In the past several weeks, there have been some important Second Amendment cases decided. I examined the Ninth Circuit’s decision on large-capacity magazines last week and offered some thoughts on the reasoning that led the court to strike down CA’s ban. There have also been a few other notable developments.

  • In Association of New Jersey Rifle and Pistol Clubs v. Attorney General, the Third Circuit reaffirmed its disagreement with the Ninth Circuit’s conclusion on LCMs. On Tuesday, the panel concluded it was bound by a prior panel’s decision that New Jersey’s 10-round magazine cap does not substantially burden core protected conduct and need only satisfy intermediate scrutiny, which it did. One noteworthy aspect of the case is that another dissenting judge argued that the circuit should scrap its methodological approach to Second Amendment questions and replace it with the Kavanaugh-inspired “text, history, and tradition” approach. With the Third Circuit now numbering more Republican-appointed judges than Democratic-appointed ones, a call for en banc here might give those judges a chance to work the change in circuit doctrine. We’ve hosted a fair amount of commentary on this blog about the text, history, and tradition approach—here are just a few examples.
  • In Maryland Shall Issue v. Hogan, the Fourth Circuit held that a gun seller had standing to raise its and (through third-party standing) its customers’ Second Amendment claims against Maryland’s handgun licensing law. That case will now return to the lower court for analysis of those claims.
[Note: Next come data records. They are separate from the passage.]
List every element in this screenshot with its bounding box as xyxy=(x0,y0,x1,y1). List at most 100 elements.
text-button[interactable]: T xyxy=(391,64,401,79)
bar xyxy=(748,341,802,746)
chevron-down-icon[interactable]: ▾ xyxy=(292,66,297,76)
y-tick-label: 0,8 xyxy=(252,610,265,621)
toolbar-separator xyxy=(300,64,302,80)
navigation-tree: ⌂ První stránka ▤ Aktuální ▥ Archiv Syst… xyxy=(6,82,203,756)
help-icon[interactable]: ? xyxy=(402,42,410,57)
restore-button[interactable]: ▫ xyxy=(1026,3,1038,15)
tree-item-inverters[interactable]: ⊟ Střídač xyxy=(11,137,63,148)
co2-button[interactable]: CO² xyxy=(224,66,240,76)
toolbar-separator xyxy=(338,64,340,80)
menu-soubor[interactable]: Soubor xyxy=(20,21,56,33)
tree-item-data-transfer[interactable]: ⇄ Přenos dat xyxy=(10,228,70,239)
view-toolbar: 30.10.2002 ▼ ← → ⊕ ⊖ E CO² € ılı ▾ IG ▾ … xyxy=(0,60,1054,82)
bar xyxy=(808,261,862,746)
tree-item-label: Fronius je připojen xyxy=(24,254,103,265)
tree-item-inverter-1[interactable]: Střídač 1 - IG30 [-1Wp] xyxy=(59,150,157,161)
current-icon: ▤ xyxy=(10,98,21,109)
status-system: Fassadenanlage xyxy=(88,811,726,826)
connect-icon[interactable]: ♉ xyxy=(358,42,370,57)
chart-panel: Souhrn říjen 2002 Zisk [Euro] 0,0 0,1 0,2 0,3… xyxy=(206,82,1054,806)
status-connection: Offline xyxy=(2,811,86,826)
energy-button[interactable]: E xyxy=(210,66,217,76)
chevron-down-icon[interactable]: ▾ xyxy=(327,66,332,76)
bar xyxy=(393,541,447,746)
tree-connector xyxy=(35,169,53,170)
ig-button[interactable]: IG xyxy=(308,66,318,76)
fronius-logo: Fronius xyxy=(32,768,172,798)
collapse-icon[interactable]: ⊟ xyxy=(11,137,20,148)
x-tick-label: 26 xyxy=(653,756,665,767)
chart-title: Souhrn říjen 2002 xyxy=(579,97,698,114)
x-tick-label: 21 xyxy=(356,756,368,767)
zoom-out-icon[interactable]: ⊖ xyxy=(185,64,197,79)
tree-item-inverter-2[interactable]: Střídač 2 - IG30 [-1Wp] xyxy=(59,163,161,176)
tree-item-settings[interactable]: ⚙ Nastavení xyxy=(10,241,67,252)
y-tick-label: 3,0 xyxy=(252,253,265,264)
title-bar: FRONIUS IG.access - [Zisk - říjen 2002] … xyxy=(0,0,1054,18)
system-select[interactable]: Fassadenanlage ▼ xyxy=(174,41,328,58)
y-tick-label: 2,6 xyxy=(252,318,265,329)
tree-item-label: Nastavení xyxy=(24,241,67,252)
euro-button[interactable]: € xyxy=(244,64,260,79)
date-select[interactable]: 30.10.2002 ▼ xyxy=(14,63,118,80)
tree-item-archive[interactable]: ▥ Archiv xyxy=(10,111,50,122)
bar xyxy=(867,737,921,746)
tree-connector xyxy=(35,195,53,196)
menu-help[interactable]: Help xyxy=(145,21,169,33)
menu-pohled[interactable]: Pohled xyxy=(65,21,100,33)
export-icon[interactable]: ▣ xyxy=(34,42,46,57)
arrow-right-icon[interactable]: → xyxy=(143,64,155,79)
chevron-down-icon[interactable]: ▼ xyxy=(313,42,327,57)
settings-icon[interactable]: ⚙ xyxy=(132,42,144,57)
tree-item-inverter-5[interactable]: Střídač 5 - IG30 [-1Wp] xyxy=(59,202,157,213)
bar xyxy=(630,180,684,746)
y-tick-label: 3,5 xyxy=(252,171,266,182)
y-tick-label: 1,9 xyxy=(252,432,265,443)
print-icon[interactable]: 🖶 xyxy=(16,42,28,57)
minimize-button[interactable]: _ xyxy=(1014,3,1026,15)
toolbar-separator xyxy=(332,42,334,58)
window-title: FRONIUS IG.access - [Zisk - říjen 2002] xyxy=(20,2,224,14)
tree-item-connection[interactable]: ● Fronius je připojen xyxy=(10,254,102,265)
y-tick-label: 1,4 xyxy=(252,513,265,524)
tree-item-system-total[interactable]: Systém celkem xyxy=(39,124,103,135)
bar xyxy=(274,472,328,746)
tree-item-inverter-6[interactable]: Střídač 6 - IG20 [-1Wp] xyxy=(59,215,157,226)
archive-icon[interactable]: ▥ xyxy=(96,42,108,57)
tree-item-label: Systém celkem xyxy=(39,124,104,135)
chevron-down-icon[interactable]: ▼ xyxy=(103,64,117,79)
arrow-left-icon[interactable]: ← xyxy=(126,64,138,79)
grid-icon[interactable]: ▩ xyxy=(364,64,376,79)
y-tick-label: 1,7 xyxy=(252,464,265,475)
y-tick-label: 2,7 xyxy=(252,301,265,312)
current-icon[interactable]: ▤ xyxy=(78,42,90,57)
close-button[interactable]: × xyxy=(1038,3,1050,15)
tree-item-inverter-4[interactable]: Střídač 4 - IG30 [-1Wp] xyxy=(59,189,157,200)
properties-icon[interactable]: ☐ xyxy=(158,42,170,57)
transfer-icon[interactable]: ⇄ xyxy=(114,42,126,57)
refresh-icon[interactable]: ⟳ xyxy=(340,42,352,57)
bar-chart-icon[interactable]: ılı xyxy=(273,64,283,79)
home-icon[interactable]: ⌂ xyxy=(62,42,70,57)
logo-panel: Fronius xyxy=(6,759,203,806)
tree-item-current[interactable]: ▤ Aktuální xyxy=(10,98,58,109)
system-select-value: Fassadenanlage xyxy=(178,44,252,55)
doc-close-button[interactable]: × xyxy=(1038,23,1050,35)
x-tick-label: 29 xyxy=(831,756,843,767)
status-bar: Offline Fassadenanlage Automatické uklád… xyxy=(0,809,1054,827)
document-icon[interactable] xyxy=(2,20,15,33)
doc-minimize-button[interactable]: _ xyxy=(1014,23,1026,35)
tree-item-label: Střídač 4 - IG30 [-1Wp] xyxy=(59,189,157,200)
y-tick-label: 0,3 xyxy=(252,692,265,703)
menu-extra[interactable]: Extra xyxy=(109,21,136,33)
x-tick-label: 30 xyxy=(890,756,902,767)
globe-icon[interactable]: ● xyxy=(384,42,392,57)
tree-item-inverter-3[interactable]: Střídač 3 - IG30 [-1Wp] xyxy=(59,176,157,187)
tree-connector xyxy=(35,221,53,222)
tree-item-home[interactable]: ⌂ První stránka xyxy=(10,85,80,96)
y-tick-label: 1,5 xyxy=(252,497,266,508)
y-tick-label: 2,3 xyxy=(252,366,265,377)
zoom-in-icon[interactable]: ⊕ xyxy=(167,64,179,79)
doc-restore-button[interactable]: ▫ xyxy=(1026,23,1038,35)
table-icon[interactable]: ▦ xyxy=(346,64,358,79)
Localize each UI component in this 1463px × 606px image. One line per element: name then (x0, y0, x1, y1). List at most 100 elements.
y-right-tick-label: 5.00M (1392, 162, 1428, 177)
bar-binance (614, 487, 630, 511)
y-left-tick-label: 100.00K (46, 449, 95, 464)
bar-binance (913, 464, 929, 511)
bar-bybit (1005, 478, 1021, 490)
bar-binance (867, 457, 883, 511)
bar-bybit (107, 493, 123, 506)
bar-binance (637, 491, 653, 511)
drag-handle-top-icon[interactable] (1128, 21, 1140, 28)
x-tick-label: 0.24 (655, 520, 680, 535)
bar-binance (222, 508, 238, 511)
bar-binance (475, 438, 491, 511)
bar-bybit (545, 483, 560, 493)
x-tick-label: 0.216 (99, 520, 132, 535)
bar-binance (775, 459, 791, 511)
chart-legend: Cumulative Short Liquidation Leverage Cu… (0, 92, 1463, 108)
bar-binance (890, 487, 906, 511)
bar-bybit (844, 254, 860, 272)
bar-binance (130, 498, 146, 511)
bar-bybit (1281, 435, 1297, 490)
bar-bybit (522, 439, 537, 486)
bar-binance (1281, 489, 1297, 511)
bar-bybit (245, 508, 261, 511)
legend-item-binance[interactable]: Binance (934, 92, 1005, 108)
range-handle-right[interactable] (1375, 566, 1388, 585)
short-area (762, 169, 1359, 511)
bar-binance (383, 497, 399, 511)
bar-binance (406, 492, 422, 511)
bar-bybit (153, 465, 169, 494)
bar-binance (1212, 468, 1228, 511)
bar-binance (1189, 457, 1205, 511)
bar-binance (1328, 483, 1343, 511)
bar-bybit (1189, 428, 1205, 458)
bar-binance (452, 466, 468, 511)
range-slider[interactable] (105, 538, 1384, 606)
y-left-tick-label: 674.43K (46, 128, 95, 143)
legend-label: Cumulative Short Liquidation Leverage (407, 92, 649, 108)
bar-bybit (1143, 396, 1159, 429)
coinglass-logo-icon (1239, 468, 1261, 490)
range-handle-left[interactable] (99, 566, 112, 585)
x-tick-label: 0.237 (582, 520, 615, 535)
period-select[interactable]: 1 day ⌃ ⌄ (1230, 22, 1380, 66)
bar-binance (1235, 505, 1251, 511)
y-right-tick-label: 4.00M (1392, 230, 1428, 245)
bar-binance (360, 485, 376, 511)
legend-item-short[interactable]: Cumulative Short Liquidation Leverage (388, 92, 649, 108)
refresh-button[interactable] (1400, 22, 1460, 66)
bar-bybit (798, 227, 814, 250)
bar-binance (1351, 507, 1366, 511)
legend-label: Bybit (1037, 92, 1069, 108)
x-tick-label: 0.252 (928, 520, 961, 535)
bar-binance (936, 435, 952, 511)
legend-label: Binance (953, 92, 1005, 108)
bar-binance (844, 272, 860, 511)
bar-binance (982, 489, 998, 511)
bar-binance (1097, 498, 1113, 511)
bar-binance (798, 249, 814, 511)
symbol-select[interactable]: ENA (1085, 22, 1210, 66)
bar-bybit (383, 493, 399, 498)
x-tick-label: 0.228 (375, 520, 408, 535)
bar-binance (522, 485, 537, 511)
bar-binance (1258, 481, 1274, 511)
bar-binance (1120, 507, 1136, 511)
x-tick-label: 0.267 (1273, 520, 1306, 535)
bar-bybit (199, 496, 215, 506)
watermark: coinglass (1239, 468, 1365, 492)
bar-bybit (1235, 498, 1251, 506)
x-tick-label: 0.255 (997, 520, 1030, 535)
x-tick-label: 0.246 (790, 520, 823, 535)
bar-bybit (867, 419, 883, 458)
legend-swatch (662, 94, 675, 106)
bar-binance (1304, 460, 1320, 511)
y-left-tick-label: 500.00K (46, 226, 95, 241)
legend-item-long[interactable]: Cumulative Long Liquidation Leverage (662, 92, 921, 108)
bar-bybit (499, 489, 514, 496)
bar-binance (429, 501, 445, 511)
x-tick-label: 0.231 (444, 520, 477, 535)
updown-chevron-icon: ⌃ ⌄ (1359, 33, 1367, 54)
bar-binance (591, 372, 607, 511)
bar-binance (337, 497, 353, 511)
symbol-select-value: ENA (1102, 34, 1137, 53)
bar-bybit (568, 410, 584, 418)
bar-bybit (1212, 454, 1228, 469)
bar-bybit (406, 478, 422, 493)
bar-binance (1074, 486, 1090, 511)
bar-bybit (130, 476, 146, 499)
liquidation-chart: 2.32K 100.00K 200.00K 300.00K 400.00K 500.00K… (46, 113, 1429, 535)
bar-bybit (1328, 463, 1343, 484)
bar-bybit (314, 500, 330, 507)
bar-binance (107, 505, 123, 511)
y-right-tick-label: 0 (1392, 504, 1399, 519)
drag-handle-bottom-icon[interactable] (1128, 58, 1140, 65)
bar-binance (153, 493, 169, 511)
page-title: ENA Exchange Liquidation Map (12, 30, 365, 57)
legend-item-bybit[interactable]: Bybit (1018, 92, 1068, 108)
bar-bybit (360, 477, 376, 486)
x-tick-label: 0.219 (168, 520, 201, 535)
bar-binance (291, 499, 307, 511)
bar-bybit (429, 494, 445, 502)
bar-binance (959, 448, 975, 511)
  • In Baird v. Becerra, a district judge in the Eastern District of California preserved a challenge to California’s open carry licensing regime. The court denied both the plaintiff’s request for a preliminary injunction stopping the law from going into effect and also parts of the defendant’s motion to dismiss the case. That case—and most importantly the Second Amendment claim—will move forward in the district court.